As the war between Russia and Ukraine continues, and countries across the world impose sanctions and announce their decision to stop business with Russia, we should examine how this conflict will have an impact on the jobs of the future.
The pandemic has already left the world reeling, with high levels of insecurity in the travel and tourism industry. Thousands of young people working in travel and tourism found themselves displaced overnight when COVID-19 hit the world. The world economy had just started to limp back to normal, with hiring increasing across different sectors, when tensions started increasing between the two countries, unleashing uncertainty in an already jittery market.

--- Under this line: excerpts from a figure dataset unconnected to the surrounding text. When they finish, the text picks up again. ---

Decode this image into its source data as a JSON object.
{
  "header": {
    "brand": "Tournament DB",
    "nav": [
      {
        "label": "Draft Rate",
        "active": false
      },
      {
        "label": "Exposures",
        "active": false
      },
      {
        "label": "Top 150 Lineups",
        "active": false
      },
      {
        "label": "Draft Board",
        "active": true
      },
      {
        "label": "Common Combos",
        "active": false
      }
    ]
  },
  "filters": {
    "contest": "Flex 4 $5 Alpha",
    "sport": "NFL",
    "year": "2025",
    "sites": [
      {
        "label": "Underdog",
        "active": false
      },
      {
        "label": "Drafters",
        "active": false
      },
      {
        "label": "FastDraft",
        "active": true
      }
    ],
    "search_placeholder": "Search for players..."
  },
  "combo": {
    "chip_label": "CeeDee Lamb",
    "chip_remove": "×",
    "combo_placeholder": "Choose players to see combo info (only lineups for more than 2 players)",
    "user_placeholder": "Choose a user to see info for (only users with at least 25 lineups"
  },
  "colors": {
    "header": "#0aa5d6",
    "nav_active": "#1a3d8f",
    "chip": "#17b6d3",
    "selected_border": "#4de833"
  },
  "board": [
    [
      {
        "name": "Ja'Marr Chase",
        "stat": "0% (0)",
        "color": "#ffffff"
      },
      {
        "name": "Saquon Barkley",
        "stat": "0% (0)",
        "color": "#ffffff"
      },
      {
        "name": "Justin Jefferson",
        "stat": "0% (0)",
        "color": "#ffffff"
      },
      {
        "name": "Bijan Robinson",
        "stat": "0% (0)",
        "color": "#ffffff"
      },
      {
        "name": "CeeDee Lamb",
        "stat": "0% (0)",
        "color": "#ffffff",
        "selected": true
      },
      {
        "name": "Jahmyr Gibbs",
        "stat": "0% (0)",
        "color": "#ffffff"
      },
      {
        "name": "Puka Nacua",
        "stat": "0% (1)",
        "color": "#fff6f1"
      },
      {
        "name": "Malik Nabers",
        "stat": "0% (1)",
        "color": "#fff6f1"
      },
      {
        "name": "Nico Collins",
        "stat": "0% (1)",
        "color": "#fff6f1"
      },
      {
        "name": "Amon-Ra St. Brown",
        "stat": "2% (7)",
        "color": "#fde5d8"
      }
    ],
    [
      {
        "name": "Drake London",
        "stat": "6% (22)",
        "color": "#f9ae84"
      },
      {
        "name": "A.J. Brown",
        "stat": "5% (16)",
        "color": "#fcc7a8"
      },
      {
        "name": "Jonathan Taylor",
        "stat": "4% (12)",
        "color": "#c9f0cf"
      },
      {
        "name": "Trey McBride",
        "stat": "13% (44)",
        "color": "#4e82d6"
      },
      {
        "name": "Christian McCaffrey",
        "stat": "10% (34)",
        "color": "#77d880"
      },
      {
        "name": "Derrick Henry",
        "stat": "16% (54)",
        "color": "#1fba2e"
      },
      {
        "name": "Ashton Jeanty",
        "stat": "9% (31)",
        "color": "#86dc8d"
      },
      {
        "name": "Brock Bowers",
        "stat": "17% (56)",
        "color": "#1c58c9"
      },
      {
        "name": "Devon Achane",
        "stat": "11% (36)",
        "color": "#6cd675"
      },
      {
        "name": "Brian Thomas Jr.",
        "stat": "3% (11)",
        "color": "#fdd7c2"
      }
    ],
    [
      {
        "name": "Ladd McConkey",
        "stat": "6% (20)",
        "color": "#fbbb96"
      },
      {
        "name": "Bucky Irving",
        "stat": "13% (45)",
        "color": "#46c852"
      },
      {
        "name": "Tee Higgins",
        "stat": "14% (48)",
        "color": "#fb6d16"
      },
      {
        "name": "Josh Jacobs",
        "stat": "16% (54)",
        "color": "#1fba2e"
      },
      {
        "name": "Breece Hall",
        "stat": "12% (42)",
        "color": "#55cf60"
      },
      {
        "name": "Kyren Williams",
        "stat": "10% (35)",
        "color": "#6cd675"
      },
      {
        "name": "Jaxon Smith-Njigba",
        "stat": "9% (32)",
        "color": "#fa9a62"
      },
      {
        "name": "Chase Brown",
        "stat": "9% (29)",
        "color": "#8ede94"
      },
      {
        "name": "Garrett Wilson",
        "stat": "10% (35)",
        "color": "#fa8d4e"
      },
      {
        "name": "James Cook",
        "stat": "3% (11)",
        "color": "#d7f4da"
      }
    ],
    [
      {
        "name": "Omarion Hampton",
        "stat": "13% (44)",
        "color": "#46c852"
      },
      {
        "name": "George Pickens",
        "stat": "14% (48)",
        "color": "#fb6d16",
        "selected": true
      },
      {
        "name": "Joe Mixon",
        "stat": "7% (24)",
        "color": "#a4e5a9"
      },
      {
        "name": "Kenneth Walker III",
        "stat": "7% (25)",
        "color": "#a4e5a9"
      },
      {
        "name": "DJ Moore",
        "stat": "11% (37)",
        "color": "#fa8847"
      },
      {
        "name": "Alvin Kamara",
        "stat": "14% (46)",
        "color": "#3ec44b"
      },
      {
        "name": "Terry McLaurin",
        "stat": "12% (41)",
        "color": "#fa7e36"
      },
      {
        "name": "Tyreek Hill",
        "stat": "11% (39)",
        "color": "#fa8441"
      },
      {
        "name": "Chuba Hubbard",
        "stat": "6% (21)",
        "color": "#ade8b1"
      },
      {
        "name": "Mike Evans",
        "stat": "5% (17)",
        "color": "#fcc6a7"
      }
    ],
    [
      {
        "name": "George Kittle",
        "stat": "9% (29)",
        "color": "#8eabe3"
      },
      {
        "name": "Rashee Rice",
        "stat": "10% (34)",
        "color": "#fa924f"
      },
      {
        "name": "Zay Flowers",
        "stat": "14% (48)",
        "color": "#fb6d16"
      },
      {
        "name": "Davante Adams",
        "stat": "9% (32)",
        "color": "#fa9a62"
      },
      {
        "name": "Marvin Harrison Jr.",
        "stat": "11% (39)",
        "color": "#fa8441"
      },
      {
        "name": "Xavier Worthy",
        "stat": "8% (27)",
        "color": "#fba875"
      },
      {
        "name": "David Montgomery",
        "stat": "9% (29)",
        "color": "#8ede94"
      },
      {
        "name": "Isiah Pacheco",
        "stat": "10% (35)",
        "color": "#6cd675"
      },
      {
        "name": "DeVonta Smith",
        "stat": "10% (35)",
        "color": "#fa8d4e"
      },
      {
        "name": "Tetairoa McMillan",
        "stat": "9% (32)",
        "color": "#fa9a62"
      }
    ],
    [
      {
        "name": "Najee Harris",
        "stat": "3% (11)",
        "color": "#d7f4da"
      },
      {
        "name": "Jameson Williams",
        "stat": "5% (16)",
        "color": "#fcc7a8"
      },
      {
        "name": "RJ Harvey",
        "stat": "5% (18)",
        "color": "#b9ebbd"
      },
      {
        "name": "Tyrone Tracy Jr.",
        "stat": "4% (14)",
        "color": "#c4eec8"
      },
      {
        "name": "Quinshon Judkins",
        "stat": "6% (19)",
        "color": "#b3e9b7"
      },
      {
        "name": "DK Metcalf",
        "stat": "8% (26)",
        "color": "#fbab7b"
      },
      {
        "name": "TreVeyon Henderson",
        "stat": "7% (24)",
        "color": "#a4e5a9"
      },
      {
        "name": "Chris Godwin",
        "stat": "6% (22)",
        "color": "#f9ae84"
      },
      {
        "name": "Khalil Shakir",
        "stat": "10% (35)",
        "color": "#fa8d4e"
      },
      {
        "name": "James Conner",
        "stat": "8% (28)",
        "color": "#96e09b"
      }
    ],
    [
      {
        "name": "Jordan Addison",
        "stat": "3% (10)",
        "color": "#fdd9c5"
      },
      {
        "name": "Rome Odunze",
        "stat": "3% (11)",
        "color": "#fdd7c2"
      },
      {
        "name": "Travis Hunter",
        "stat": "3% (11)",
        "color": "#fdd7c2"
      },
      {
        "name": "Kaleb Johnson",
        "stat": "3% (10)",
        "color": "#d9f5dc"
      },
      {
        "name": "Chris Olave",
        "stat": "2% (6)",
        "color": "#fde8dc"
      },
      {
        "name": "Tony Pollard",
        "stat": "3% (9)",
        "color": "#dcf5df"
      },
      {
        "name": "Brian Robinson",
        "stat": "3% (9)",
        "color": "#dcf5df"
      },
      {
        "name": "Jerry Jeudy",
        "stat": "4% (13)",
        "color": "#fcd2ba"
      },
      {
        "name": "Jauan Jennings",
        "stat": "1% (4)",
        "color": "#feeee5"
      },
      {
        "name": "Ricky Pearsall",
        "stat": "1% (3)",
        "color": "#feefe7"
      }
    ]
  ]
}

How will the war impact the future of work?
Shortage of talent:
Ukraine, Belarus and Russia were providing third party services in IT and engineering, R&D and GBS centers. It is estimated that the war is going to lead to a shortage of 70,000 to 100,000 workers, making the existing talent shortage even more acute.
Shortage of wheat
The Middle East is already suffering from an acute shortage of wheat supply coming from Ukraine, one of the largest exporters of wheat in the world. As the war continues, countries that relied on Ukraine for their wheat will see acute shortages and a surge in prices, forcing them to rethink the food supply chain, and seek alternatives to wheat in their diet.
Shortage of fuel:
Energy supply disruptions in Europe and the US will lead to a surge in prices of fuel, which in turn will have several consequences, ranging from plunging markets and impoverished households, to a greater pressure on the development of the green economy and alternative sources of energy.
Rising prices of fuel, coupled with a shortage of nickel coming from Russia, is also going to impact the automotive industry. How will the automobile industry survive this twin blow? On one hand, the penury of nickel needed for chips is going to slow down production of vehicles, on the other hand, this might be the push needed to make electric vehicles more mainstream.
What do conflicts like this mean for students and young job speakers?
The new economy is marked by uncertainties and constant crisis, like the pandemic and the ongoing political conflict. Students and young job seekers should future-proof their career by monitoring world events, as well as emerging technologies and skills requirements across the world.
Local economies that have been focusing on the development of greener solutions are likely to take the lead in the new future. Grenoble, the European Green Capital of 2022 is already leading the way with its focus on R&D for green solutions in different industries. Startups across the world are focusing their efforts on building clean tech with smarter solutions to reduce our dependence on fossil fuels and lead the planet into a greener future.
Focus on new technologies, and skills required to succeed in the new economy:
The new economy will require people with a strong background in science to monitor, manage and protect natural resources. This includes environmental scientists, biologists, hydrologists and biochemists.
🧑🔬 Green engineering:
There will be a high requirement for qualified engineers to work on solar panels, wind turbines, low emissions vehicles and other green technology solutions.
It is estimated that the use of AI in environmental applications could contribute up to 5.2 trillion USD to the global economy. Advanced tech skills in AI, Machine Learning and even Data Science will be of high value in the green economy.
New modes of farming including organic farming, urban farming and precision agriculture require more advanced scientific and tech skills including the ability to use data to monitor and improve agricultural efficiency to feed a growing population through more sustainable farming practices.
🏙️ Architecture and urban planning:
Architects, civil engineers and urban planners will have to learn to build energy efficient solutions with fewer resources. In addition to acquiring skills to work with new technologies like 3D Printing for building structures, they also need to be well-versed in changing policies and regulations for protecting the environment.